The beginning of his five-year-old season started a little more ambitiously. He opened the season with a frontrunning allowance win at Oaklawn, and then took down the Hot Springs Stakes: his first open stakes win. He travelled to Iowa next. Things looked dicey turning for home in the Iowa Sprint Handicap, when Delaunay headed him. Work All Week would not lose: he dug in, regained the advantage, and edged away to keep his dirt record perfect. The Addison Handicap eluded him again, but despite a 130 pound impost and a hot pace from Roarin Missile, he still let no one but Sweet Luca past. After the Addison Cammack, jockey Chris Emigh expressed his hopes that the loss would not derail Work All Week from the Breeders’ Cup trail.

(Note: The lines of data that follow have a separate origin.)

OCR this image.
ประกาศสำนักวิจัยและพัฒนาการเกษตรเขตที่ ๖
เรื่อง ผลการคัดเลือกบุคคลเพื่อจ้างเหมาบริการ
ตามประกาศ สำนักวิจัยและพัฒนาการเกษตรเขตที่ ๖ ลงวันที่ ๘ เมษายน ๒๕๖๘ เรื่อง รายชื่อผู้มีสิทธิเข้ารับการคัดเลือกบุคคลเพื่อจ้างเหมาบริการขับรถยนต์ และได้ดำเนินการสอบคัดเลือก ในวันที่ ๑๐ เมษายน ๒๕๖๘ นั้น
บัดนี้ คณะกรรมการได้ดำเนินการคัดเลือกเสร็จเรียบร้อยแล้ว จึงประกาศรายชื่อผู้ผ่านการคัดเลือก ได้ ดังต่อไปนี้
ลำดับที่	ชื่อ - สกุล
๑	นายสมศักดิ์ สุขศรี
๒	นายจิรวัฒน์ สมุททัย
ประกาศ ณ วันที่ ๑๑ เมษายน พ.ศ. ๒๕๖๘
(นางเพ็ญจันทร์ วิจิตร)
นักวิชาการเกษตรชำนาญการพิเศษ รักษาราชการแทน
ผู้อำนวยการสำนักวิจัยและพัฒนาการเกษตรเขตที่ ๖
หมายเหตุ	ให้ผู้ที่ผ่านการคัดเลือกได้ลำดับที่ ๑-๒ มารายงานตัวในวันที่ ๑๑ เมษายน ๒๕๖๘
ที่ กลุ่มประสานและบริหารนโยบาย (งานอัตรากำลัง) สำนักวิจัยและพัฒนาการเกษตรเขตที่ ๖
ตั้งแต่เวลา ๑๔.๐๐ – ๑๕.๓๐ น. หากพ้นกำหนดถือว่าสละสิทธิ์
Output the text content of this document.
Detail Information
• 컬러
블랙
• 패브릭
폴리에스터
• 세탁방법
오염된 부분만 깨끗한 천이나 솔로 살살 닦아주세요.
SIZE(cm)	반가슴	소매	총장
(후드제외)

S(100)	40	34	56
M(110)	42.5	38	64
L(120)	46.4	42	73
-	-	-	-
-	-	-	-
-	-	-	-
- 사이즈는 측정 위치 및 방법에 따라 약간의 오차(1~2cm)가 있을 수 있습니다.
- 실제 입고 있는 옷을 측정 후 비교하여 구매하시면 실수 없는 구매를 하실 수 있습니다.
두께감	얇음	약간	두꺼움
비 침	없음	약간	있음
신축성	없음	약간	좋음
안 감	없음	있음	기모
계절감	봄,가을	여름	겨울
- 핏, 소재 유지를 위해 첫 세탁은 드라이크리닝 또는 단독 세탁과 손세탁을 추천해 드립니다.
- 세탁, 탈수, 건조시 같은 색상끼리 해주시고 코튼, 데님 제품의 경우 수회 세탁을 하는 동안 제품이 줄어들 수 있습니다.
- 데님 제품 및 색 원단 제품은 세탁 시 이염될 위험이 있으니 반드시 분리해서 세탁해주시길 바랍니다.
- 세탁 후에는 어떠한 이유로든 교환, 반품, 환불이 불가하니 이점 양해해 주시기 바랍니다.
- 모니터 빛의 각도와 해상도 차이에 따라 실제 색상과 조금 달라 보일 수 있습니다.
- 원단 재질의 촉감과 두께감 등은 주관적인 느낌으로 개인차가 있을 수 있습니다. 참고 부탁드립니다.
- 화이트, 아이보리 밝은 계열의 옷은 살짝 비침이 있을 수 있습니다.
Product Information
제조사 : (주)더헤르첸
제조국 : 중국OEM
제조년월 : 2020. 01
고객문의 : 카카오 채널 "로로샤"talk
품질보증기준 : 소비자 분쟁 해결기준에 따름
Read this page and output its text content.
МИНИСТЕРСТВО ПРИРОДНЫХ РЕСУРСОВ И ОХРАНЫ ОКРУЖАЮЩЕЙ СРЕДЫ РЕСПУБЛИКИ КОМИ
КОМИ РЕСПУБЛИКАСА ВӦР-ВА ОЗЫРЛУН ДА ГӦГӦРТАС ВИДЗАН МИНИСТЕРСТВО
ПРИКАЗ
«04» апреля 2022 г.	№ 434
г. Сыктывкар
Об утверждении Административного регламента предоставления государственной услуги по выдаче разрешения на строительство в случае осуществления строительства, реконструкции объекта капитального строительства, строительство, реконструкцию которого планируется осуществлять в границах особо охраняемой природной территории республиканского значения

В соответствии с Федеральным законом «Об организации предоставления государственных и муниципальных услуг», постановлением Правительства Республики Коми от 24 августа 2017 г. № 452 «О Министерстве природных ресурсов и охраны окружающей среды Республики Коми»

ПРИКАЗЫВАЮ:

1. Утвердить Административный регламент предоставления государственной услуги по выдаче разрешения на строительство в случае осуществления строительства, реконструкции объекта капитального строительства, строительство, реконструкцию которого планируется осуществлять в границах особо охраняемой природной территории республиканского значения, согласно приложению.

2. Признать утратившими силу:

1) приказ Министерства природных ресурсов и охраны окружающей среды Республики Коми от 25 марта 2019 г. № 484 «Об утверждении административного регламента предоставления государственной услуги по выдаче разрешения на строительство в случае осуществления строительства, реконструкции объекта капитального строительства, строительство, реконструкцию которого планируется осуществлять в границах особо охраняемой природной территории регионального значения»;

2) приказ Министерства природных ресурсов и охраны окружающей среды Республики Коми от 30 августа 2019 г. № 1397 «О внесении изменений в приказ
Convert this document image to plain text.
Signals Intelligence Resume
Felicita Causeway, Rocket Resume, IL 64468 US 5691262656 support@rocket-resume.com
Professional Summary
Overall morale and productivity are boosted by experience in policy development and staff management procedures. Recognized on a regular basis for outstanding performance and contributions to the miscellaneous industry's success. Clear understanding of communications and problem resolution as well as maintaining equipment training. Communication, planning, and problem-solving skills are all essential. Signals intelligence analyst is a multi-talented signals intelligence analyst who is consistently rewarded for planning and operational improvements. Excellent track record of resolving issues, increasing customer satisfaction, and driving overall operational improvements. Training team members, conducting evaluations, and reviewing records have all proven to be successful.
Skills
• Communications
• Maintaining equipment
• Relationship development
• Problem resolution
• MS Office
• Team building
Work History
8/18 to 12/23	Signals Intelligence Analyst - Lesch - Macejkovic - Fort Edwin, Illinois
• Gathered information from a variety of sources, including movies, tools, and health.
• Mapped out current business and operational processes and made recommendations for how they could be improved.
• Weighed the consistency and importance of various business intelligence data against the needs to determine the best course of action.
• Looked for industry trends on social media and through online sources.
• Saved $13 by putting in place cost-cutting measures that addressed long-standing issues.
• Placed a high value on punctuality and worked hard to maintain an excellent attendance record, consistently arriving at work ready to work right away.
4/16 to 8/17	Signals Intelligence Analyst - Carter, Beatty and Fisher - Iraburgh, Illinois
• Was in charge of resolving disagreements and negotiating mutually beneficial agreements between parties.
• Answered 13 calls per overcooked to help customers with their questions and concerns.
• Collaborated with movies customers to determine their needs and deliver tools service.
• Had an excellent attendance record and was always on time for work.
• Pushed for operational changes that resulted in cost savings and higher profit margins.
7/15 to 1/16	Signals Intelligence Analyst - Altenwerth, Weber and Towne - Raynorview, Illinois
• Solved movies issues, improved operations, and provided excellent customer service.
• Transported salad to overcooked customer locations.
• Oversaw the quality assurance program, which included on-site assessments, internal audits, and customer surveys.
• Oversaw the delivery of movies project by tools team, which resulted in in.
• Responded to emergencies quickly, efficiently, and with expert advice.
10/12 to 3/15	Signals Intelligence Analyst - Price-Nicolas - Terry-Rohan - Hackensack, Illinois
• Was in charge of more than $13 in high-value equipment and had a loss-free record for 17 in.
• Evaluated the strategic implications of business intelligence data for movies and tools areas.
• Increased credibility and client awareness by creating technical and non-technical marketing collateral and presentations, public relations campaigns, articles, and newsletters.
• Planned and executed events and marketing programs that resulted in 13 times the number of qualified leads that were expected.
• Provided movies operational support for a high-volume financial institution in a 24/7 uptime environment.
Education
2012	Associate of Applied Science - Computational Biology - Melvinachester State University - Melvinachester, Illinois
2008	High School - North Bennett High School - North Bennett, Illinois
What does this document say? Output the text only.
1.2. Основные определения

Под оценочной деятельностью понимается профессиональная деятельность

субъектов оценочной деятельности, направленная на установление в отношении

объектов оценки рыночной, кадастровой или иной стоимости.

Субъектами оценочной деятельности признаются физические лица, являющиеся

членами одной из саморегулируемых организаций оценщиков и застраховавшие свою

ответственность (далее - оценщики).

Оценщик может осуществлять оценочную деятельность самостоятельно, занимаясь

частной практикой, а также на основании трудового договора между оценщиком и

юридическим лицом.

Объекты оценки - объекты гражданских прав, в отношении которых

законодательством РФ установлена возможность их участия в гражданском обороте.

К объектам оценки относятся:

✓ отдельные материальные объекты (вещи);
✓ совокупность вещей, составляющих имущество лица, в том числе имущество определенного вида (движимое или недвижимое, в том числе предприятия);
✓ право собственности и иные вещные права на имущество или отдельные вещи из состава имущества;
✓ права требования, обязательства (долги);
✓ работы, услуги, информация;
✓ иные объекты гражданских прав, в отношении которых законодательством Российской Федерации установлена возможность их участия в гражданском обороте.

After a brief freshening, his Breeders’ Cup plans remained on target. He made his graded stakes debut in the Phoenix (GIII) at Keeneland, a Win and You’re In race for the Breeders’ Cup Sprint. He sat off Zee Bros early, and showed something he had never shown before: an ability to rate. Holding off a late-running C. Zee, he punched his ticket to California.
The Breeders’ Cup was his first Grade I, and his first trip west. He worked well at Hawthorne leading up to the race, but despite that and his still-perfect dirt record, the public still slept on him. Work All Week went off at 19/1, but he had no idea what the bettors thought of him. He did not run like a horse who knew he was on a class rise. He just knew it was time to go to work.
That nailed it for him. The other finalists for Champion Sprinter had good years, very good years. Goldencents could not have won the Breeders’ Cup Dirt Mile more gamely. Private Zone ran a sharp third behind Work All Week in the Breeders’ Cup Sprint, and returned with an emphatic front-end victory in the Cigar Mile (GI).
When all was said and done it was Work All Week who passed every test on dirt, and Work All Week who worked all year at sprint distances. He showed up when it counted, he won the biggest sprint race of the year, and today he joined Buck’s Boy (Champion Grass Horse, 1998) in the exclusive club of Illinois-bred horses to win Eclipse awards.
Congratulations, Work All Week! You make Illinois racing proud.